Отца и маму Александра Трифоновича признали «кулаками», то есть «чрезмерно» богатыми людьми, чьё имущество требовалось принудительно отдать в руки коллектива. Если человека признавали «кулаком» и он был готов сотрудничать с советской властью, с ним могли обойтись относительно мягко, но отец поэта сопротивлялся новым порядкам как мог. Ведь он вовсе не был беспечным барином: наоборот, ему всю жизнь приходилось тяжело работать, чтобы обеспечивать семью. Поэтому с Твардовским-старшим поступили сурово: его дом сожгли, а его самого с супругой и оставшимися сыновьями выслали из Смоленской области и отправили аж на Урал.
Александру Трифоновичу, разумеется, такое положение дел радости не доставляло. Разлучаться с любимой семьёй, а уж тем более – на долгие годы ссориться с родными ему не хотелось. Но он был убеждённым сторонником советской власти – и свято верил в коммунистические идеалы, в то, что всё происходит правильно.
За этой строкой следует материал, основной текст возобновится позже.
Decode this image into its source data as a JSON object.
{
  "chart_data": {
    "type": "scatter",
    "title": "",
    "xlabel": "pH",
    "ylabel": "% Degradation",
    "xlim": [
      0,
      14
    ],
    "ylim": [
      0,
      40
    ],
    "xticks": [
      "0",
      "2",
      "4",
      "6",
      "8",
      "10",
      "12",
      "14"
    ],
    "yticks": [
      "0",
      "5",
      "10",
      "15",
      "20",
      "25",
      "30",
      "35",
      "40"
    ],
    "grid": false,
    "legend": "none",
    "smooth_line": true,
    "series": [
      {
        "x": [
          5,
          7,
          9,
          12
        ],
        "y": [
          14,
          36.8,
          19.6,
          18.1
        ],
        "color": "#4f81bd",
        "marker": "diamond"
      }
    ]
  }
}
В своих взглядах поэт разочаровался не в момент высылки родителей, а через много лет. И на смену «Стране Муравии» пришли новые, уже обличительные, вещи – и «Тёркин на том свете» яркое тому подтверждение.
Самое удивительное, что скандальное произведение Александру Трифоновичу даже удалось напечатать. После смерти Сталина началась борьба с так называемым «культом личности» бывшего правителя. Поэтому поэма Твардовского, за публикацию которой раньше он мог бы оказаться в лагере, теперь оказалась вполне уместной. В 1963 году она вышла на страницах газеты «Известия», затем – журнала «Новый мир», главным редактором которого был сам Твардовский, а потом появилась в качестве отдельного издания. Поэмой зачитывались миллионы ценителей литературы (и критиков советского режима).
Вот только происходило это всё, когда генеральным секретарем ЦК КПСС (если говорить проще и с некоторыми оговорками – главой Советского Союза) был Н. С. Хрущёв. А уже в 1964-м власть снова сменилась. Сменивший его на посту Л. И. Брежнев наказал Твардовского за вольнодумство и лишил поста главного редактора «Нового мира», что стало для Александра Трифоновича тяжелейшим ударом.